Global · Global Institutional & Tech
EdTech AI privacyBuilt for legal/compliance.
The challenge
Compliance officers face an 'innovation-risk' paradox where unauthorized use of consumer LLMs by students and faculty creates undocumented shadow IT and potential GDPR or DPDP Act violations.
How AI Professor™ helps
AI Professor mitigates liability by utilizing Retrieval-Augmented Generation (RAG) atop institution-sanctioned textbooks, ensuring data never trains public models. The platform provides granular audit logs across exam grading and 24/7 doubt clearance modules to support periodic compliance reviews.
Why legal/compliance pick AI Professor™
Most "edtech ai privacy" pitches are a thin wrapper around a generic LLM. AI Professor™ is the opposite: deeply integrated with global institutional & tech workflows, with branding, rosters, syllabus, exams and admin controls every decision-maker recognises.
What's in the box
A branded portal, an AI Teacher persona for every subject, 24×7 doubt-clearance, auto-graded worksheets and exams, handwriting evaluation, parent dashboards in regional languages, and a real admin console — usage, safety incidents, faculty workload.
Pricing & deployment
from $0.99 per student per month. A 14-day pilot covers branding, syllabus loading, teacher onboarding and parent communication. Full rollout typically takes 4–6 weeks.
Compliance & safety
Built for IB, Cambridge IGCSE, AP and Common Core. EU/US/IN data-residency options. SOC 2 posture, GDPR-friendly.

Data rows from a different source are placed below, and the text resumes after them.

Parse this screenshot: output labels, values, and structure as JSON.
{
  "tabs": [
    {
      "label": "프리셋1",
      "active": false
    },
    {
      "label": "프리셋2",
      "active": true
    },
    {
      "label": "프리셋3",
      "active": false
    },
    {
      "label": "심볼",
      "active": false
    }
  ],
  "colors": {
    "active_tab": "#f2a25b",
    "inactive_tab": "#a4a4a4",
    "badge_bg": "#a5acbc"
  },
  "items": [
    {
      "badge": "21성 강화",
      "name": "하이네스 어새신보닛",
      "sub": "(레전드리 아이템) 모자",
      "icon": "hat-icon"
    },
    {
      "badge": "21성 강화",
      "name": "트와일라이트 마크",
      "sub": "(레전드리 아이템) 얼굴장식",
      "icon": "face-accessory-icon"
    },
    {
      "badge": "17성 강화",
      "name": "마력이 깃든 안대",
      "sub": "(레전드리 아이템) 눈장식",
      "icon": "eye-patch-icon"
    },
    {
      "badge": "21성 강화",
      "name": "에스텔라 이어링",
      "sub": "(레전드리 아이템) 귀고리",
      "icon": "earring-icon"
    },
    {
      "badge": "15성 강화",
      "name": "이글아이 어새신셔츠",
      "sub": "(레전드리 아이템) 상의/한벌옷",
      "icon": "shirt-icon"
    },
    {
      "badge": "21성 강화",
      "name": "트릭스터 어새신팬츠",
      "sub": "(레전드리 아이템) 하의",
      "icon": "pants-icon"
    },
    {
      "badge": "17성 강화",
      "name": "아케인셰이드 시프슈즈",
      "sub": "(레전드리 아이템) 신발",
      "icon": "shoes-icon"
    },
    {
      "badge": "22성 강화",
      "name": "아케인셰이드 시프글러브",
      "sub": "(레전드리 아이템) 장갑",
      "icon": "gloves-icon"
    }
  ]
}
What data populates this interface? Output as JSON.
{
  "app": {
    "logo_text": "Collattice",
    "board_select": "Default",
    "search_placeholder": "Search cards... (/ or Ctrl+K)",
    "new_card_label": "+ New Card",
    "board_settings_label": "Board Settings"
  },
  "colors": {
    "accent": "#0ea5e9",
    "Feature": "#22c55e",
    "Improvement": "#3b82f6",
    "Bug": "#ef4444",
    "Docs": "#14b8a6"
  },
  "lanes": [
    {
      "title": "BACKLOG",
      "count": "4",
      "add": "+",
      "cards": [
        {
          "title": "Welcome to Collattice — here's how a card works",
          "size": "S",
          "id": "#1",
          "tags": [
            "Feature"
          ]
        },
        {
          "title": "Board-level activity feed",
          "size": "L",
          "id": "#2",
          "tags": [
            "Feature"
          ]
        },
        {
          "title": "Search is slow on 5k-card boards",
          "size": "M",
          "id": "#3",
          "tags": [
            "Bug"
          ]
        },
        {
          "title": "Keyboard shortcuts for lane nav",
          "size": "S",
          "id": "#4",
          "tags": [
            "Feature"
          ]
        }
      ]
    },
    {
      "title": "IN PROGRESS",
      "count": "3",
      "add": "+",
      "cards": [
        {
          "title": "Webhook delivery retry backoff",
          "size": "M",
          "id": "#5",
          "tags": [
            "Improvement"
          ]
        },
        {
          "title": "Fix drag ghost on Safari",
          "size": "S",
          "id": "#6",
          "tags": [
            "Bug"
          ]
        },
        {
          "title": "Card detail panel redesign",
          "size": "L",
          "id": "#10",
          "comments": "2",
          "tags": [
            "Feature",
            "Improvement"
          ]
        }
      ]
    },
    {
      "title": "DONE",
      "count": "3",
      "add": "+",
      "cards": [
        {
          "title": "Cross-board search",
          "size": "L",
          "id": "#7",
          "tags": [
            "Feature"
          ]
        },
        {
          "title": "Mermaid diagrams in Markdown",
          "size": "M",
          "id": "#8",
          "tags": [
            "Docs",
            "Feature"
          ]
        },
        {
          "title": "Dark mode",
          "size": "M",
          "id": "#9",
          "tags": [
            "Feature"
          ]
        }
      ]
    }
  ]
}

Frequently asked questions
How does the platform ensure data residency for Indian institutions under the DPDP Act?
The platform utilizes localized cloud infrastructure, ensuring that student interaction data and syllabus heatmaps are stored within Indian sovereign borders. This architecture limits cross-border data transfers and aligns with the specific processing mandates required for minor-related educational data.
What mechanisms prevent the AI from generating non-syllabus or unsafe content?
By employing RAG on verified textbooks rather than relying solely on open-set training data, the system restricts responses to authenticated academic material. This 'walled garden' approach provides a technical guarantee that the AI adheres to the specific curriculum without hallucinations or exposure to inappropriate web-scraped content.
Is student data used to improve the underlying foundational models?
No, AI Professor operates on an enterprise-tier API structure where user prompts and parent dashboard interactions are strictly isolated. Institutional data is used only for real-time inference and never contributed to the global weighting or training sets of the foundational LLM providers.
How is 'human-in-the-loop' maintained for high-stakes exam grading?
The platform functions as a grading assistant rather than a final arbiter, providing a transparent breakdown of scores based on the syllabus. Compliance leads can audit these systemic 'thought process' logs, ensuring that all AI-generated grades are subject to faculty verification before final submission.